The third set of Accredited Provider Distinction Criteria builds on the standard Quality Outcomes criteria. There are three criteria within this group, and all three must be met for a provider to achieve “Distinction.”

The first criterion in this section (3a) states: 

Evidence demonstrates a process description and example that the Provider Unit utilizes innovative and creative approaches (continuous professional development of CNE team members, use of technology, interprofessional collaboration, or similar) to evaluate its effectiveness.
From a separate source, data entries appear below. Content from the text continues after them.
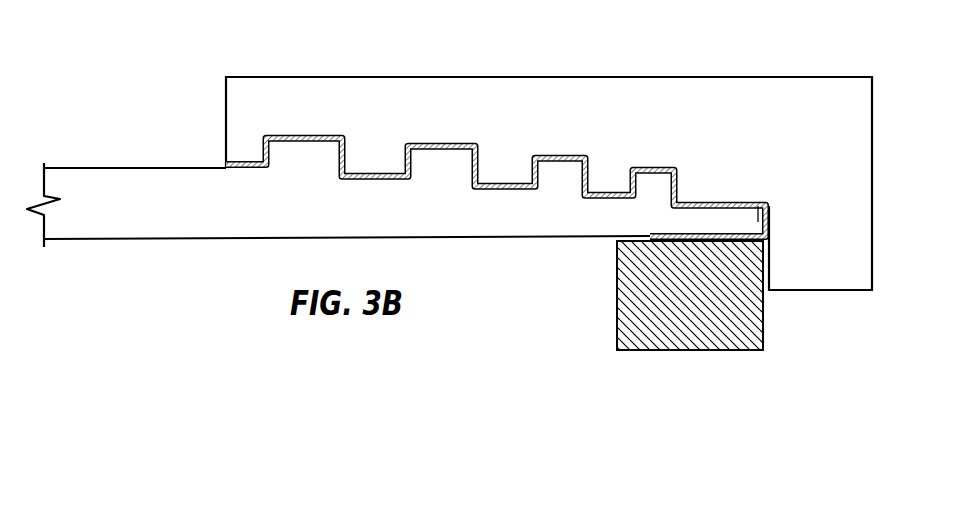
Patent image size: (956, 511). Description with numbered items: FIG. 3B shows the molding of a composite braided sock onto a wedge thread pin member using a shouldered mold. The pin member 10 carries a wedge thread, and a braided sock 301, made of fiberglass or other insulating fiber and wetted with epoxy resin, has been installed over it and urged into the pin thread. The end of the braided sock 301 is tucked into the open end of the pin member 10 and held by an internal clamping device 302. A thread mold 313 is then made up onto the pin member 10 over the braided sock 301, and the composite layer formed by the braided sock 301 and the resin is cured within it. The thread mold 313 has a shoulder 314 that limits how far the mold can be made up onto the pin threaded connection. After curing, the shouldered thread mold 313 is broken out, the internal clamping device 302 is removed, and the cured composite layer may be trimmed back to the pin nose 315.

The pin member 10 is at (138, 240).
The braided sock 301 is at (375, 181).
The internal clamping device 302 is at (688, 352).
The thread mold 313 is at (752, 75).
The shoulder 314 is at (769, 222).
The pin nose 315 is at (750, 219).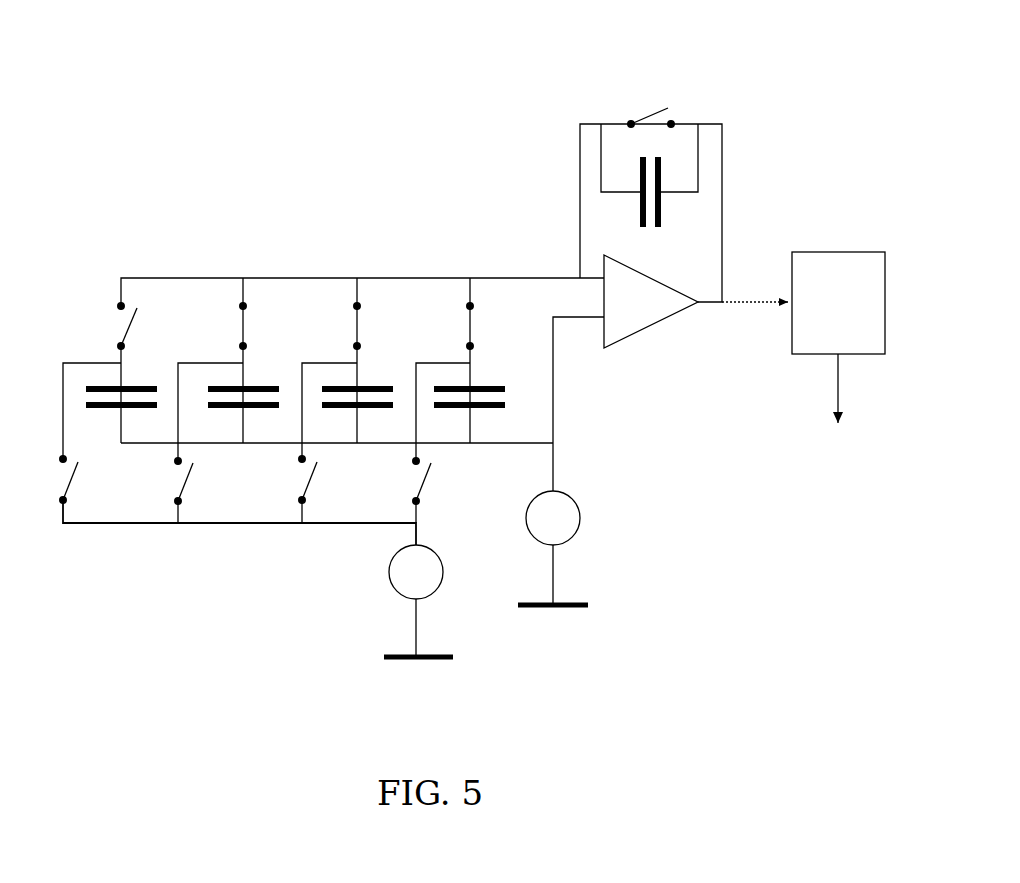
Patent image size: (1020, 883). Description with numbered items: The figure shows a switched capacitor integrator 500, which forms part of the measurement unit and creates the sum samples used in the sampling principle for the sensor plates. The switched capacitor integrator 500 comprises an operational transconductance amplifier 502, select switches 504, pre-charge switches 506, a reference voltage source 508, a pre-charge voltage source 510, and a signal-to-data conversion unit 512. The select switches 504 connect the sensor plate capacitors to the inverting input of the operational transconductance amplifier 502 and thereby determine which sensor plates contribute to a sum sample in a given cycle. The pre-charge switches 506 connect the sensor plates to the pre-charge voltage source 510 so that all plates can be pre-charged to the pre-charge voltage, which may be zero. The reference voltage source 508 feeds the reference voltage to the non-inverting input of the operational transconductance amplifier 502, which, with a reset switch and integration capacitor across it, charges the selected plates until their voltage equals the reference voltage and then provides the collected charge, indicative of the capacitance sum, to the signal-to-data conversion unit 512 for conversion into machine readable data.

The switched capacitor integrator 500 is at (355, 98).
The operational transconductance amplifier 502 is at (645, 327).
The select switches 504 is at (447, 325).
The pre-charge switches 506 is at (413, 485).
The reference voltage source 508 is at (572, 537).
The pre-charge voltage source 510 is at (390, 580).
The signal-to-data conversion unit 512 is at (837, 250).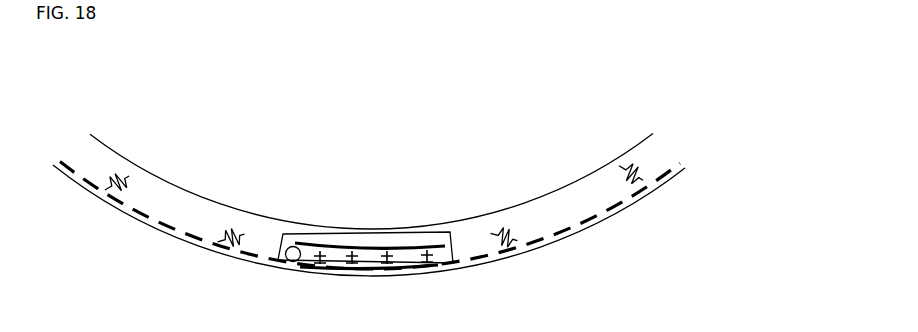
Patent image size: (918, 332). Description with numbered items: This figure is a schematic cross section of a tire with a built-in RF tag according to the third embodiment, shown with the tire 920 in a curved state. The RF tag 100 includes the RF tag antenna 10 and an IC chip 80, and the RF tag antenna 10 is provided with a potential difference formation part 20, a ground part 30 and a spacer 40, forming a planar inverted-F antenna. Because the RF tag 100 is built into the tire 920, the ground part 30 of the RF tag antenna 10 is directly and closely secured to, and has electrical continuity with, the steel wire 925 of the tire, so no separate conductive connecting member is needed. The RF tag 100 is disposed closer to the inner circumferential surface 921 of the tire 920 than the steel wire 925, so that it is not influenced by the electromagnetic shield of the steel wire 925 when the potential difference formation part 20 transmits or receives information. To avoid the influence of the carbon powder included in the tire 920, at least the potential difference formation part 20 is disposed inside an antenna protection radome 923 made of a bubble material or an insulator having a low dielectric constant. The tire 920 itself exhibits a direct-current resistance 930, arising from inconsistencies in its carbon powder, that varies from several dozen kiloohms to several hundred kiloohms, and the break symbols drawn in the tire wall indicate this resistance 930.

The RF tag 100 is at (423, 130).
The RF tag antenna 10 is at (425, 177).
The potential difference formation part 20 is at (327, 245).
The ground part 30 is at (366, 270).
The spacer 40 is at (397, 248).
The IC chip 80 is at (289, 249).
The tire 920 is at (164, 209).
The inner circumferential surface 921 is at (107, 146).
The antenna protection radome 923 is at (450, 257).
The steel wire 925 is at (490, 258).
The direct-current resistance 930 is at (492, 238).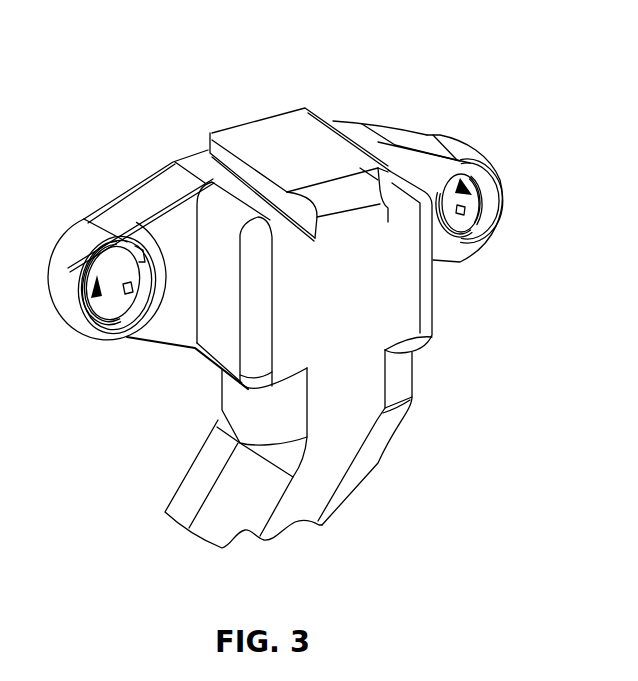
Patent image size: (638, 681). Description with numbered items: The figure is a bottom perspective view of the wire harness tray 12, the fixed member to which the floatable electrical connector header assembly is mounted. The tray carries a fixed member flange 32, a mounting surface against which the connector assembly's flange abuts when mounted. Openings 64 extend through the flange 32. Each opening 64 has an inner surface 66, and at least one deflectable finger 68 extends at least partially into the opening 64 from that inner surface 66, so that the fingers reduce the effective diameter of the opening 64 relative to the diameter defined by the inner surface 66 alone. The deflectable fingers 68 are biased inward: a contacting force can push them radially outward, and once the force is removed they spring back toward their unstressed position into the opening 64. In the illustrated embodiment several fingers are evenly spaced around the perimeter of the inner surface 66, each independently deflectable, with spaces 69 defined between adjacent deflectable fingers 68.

The wire harness tray 12 is at (478, 66).
The fixed member flange 32 is at (149, 184).
The openings 64 is at (78, 311).
The inner surface 66 is at (118, 321).
The deflectable finger 68 is at (127, 243).
The spaces 69 is at (133, 290).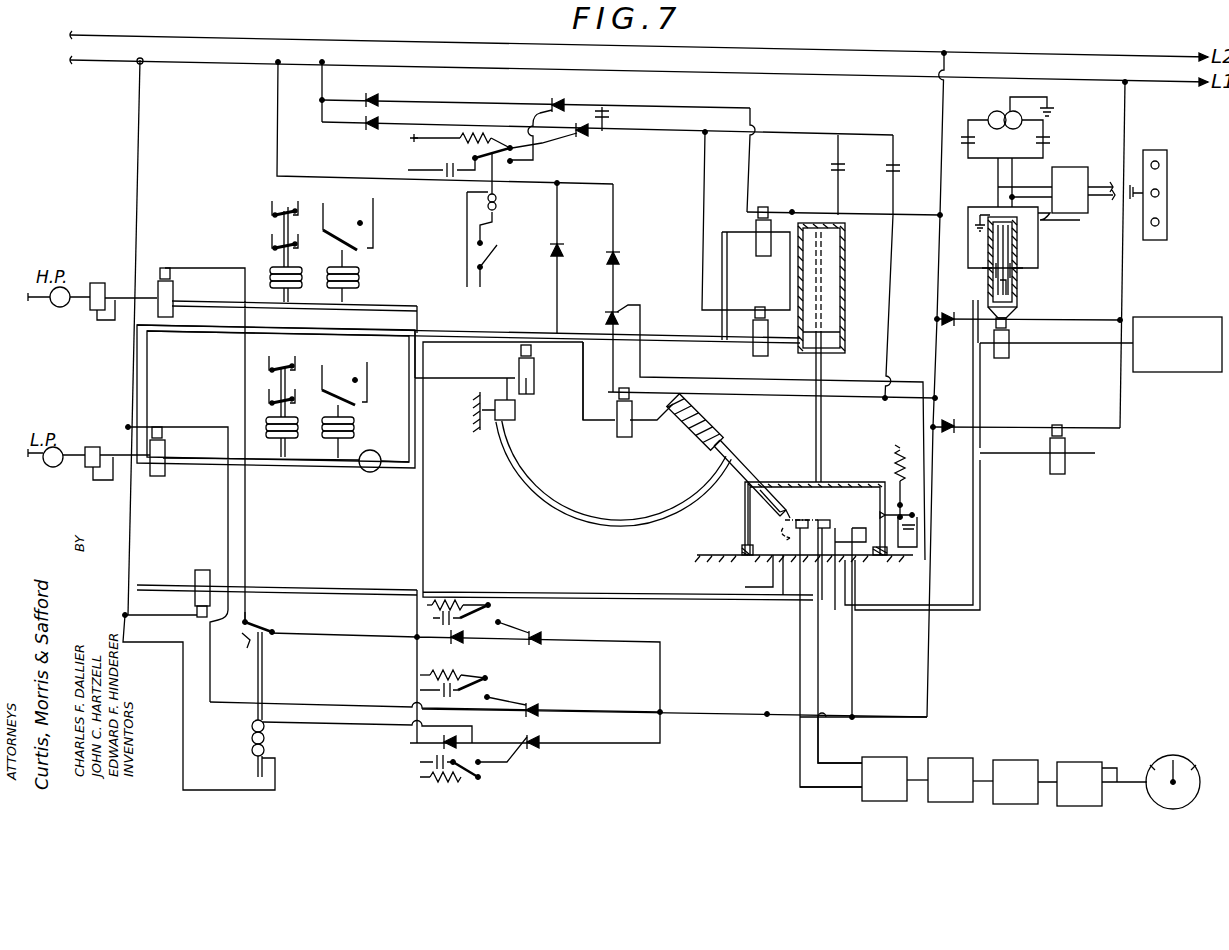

This criterion looks at how we evaluate the program as a whole. This process is generally done by looking at evaluation forms and maybe longitudinal surveys. We compile questions from multiple activities to get a picture of the whole NCPD program. It’s a functional way to evaluation how effective an NCPD program is, but it’s not very creative. This criterion asks programs to do something more.

So how does a program go about using innovative or creative approaches to evaluate its effectiveness? That’s hard to answer because each program is unique. Perhaps you hold focus groups. Maybe you have the capacity to datamine your electronic health records. Or you might have individualized learning plans that support the continuous professional development of your nursing staff.

Because this criterion is looking for you to be innovative or creative, there is no one right way to meet its requirements. But there is a basic framework you can use. Start by looking at how you currently evaluation your program. Is there other data that would be useful? How can you get that data? How can you analyze it? What does it tell you about your program? Each NCPD program will have a different answer to those questions.

By broadening the sources of information used to evaluate the impact of an NCPD program, planners can learn how to provide better and more effective education. It may take some extra work, but the results will be worth it as the quality of your program improves.